As part of Hamilton County's initiative to make changes through declaring racism a public health crisis, all Sheriff's Office deputies will undergo training aimed at creating a culture where officers aren't afraid to speak up if they see fellow officers acting inappropriately.
The Active Bystandership for Law Enforcement (ABLE) Project is run by the Georgetown Innovative Policing Program at Georgetown University's law school, and the global law firm, Sheppard Mullin. The training aims to create a culture within police departments of preventing misconduct, avoiding police mistakes, and promoting officer health and wellness. It's an outgrowth of the EPIC Peer Intervention Program, in which Hamilton County deputies are also participating.
Major Earl Price is excited about the ABLE project and says the first training sessions begin next week.
"This is really what the public is looking for," he says. "They're looking for transparency, they're looking for honesty out of the police agencies as well as corrections. They're just looking for us to be honest people ... and you got to be able to walk it, not just talk it. You got to prove it and this is one way of doing it."
Price says the department had to meet a 10-step process to qualify for ABLE training, including writing an anti-retaliation policy and being willing to help train other police departments. He adds it's important that everyone is trained because "if you're going to change a culture from the top down, you've got to change it from the bottom up.
"This program is going to be installed right into our basic corrections academy (for new recruits). Also, this program is going to be taught to our civilian as well as all of our uniformed personnel. The goal is to make sure that every employee gets ABLE-trained."
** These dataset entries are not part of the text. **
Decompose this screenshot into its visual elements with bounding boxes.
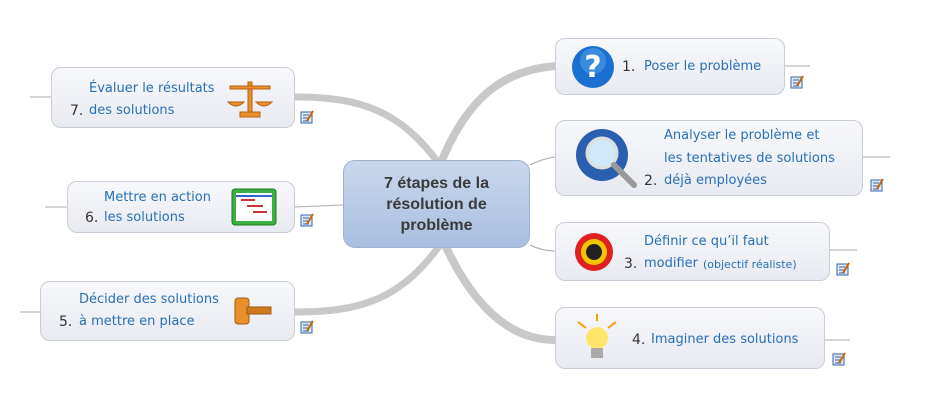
gavel-icon <box>234 297 272 325</box>
step-number: 3. <box>624 256 638 272</box>
step-label: Poser le problème <box>644 59 762 74</box>
topic-step-7[interactable]: Évaluer le résultats 7. des solutions <box>51 67 295 128</box>
step-number: 1. <box>622 59 636 75</box>
topic-step-6[interactable]: Mettre en action 6. les solutions <box>67 181 295 233</box>
note-icon[interactable] <box>836 262 850 276</box>
step-label: modifier <box>644 256 699 271</box>
topic-step-1[interactable]: ? 1. Poser le problème <box>555 38 785 95</box>
svg-text:?: ? <box>584 50 601 85</box>
topic-step-5[interactable]: Décider des solutions 5. à mettre en pla… <box>40 281 295 341</box>
step-label: Mettre en action <box>104 190 211 205</box>
gantt-chart-icon <box>231 188 277 226</box>
step-number: 6. <box>85 210 99 226</box>
topic-step-2[interactable]: Analyser le problème et les tentatives d… <box>555 120 863 196</box>
note-icon[interactable] <box>870 178 884 192</box>
step-number: 4. <box>632 332 646 348</box>
step-label: Imaginer des solutions <box>651 332 799 347</box>
step-label: déjà employées <box>664 173 767 188</box>
note-icon[interactable] <box>300 213 314 227</box>
step-label: les solutions <box>104 210 185 225</box>
central-line: problème <box>400 217 473 234</box>
step-label: Analyser le problème et <box>664 128 820 143</box>
step-label: les tentatives de solutions <box>664 151 835 166</box>
note-icon[interactable] <box>300 110 314 124</box>
magnifier-globe-icon <box>576 129 637 188</box>
step-label: Évaluer le résultats <box>89 81 215 96</box>
step-label: Décider des solutions <box>79 292 219 307</box>
step-label: des solutions <box>89 103 175 118</box>
topic-step-3[interactable]: Définir ce qu’il faut 3. modifier (objec… <box>555 222 830 281</box>
note-icon[interactable] <box>300 320 314 334</box>
lightbulb-icon <box>577 314 617 358</box>
note-icon[interactable] <box>832 352 846 366</box>
step-label-note: (objectif réaliste) <box>703 258 797 271</box>
step-number: 7. <box>70 103 84 119</box>
step-label: Définir ce qu’il faut <box>644 234 769 249</box>
step-label: à mettre en place <box>79 314 195 329</box>
scales-icon <box>226 81 274 118</box>
target-icon <box>575 233 613 271</box>
question-icon: ? <box>572 46 614 88</box>
step-number: 2. <box>644 173 658 189</box>
central-line: 7 étapes de la <box>384 175 489 192</box>
topic-step-4[interactable]: 4. Imaginer des solutions <box>555 307 825 369</box>
central-topic[interactable]: 7 étapes de la résolution de problème <box>343 160 530 248</box>
note-icon[interactable] <box>790 75 804 89</box>
step-number: 5. <box>59 314 73 330</box>
central-line: résolution de <box>386 196 487 213</box>
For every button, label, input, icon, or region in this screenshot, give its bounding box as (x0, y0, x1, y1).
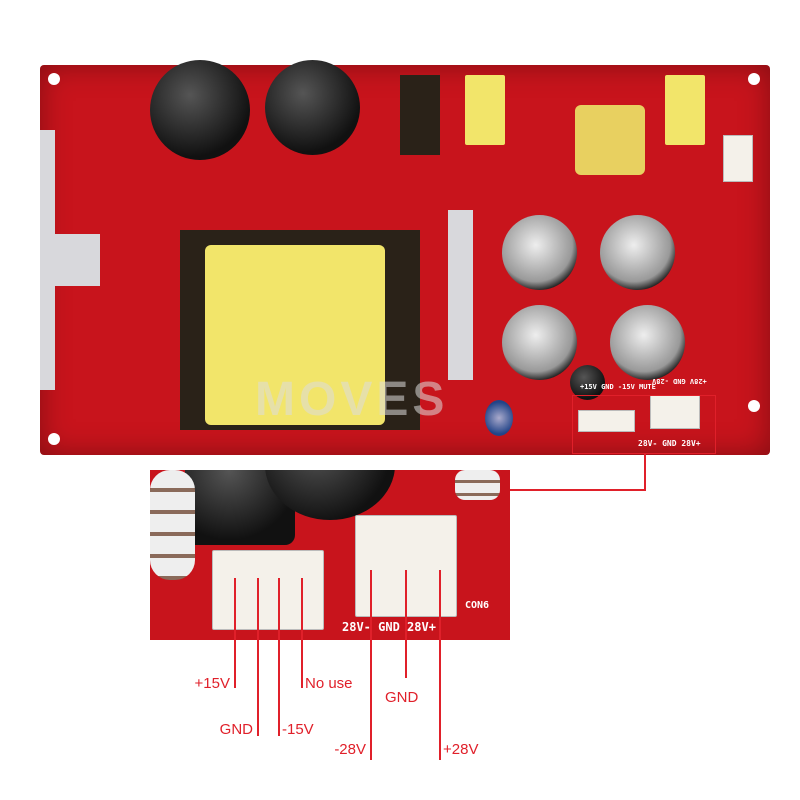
callout-line (510, 489, 646, 491)
x-capacitor (665, 75, 705, 145)
callout-box (572, 395, 716, 454)
callout-line (644, 453, 646, 490)
pin-line (405, 570, 407, 678)
capacitor (600, 215, 675, 290)
con6-label: CON6 (465, 600, 490, 611)
pin-line (278, 578, 280, 736)
silkscreen-label: +28V GND -28V (652, 377, 707, 385)
silkscreen-label: 28V- GND 28V+ (638, 439, 701, 448)
small-transformer (575, 105, 645, 175)
heatsink (40, 130, 100, 390)
pin-label-plus15v: +15V (194, 675, 230, 692)
power-connector-small (578, 410, 635, 432)
silkscreen-label: +15V GND -15V MUTE (580, 383, 656, 391)
mount-hole (748, 400, 760, 412)
capacitor (150, 60, 250, 160)
capacitor (502, 305, 577, 380)
silkscreen-label: 28V- GND 28V+ (342, 620, 436, 634)
capacitor (265, 60, 360, 155)
watermark: MOVES (255, 373, 449, 426)
pin-label-minus28v: -28V (334, 741, 366, 758)
pin-label-gnd-28v: GND (385, 689, 419, 706)
pin-label-plus28v: +28V (443, 741, 479, 758)
mount-hole (48, 73, 60, 85)
main-transformer (205, 245, 385, 425)
pin-line (257, 578, 259, 736)
capacitor (610, 305, 685, 380)
capacitor (485, 400, 513, 436)
pin-line (234, 578, 236, 688)
mount-hole (48, 433, 60, 445)
resistor (150, 470, 195, 580)
heatsink (448, 210, 473, 380)
pin-line (301, 578, 303, 688)
pin-label-minus15v: -15V (282, 721, 314, 738)
capacitor (570, 365, 605, 400)
pin-label-gnd: GND (219, 721, 253, 738)
ac-input-connector (723, 135, 753, 182)
inset-photo: 28V- GND 28V+ CON6 (150, 470, 510, 640)
pin-label-no-use: No use (305, 675, 353, 692)
capacitor (502, 215, 577, 290)
x-capacitor (465, 75, 505, 145)
inductor (400, 75, 440, 155)
pcb-photo: +15V GND -15V MUTE +28V GND -28V 28V- GN… (40, 60, 770, 455)
pin-line (370, 570, 372, 760)
resistor (455, 470, 500, 500)
pin-line (439, 570, 441, 760)
power-connector-small (212, 550, 324, 630)
mount-hole (748, 73, 760, 85)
The aim is to have everyone trained in 2021. It includes eight hours of training in the first year and two additional hours every subsequent year, according to Price. He says he's never seen a program like this here in his 39-year career.
"You're going to have officers that are going to be looking out for each other to save lives, to protect the safety of that officer, to make sure that that officer is doing the right thing and not covering up where something's wrong," Price explains. "That's something that we should've had years ago."
Hamilton County is also working with the National Underground Railroad Freedom Center to create a training program addressing implicit bias. The first 80 employees, all senior managers, are scheduled to begin that training program in late January and early February, according to Freedom Center President and CEO Woodrow Keown, Jr.
Hamilton County commissioners, led in the initiative by Commissioner Victoria Parks, voted unanimously in July to declare racism a public health crisis.
"We have to accept the harm done historically and correct it," Parks said at the time. "That's what this resolution is. It's an opportunity for us to get this right so that my grandchildren don't have to grow up in an environment like I did."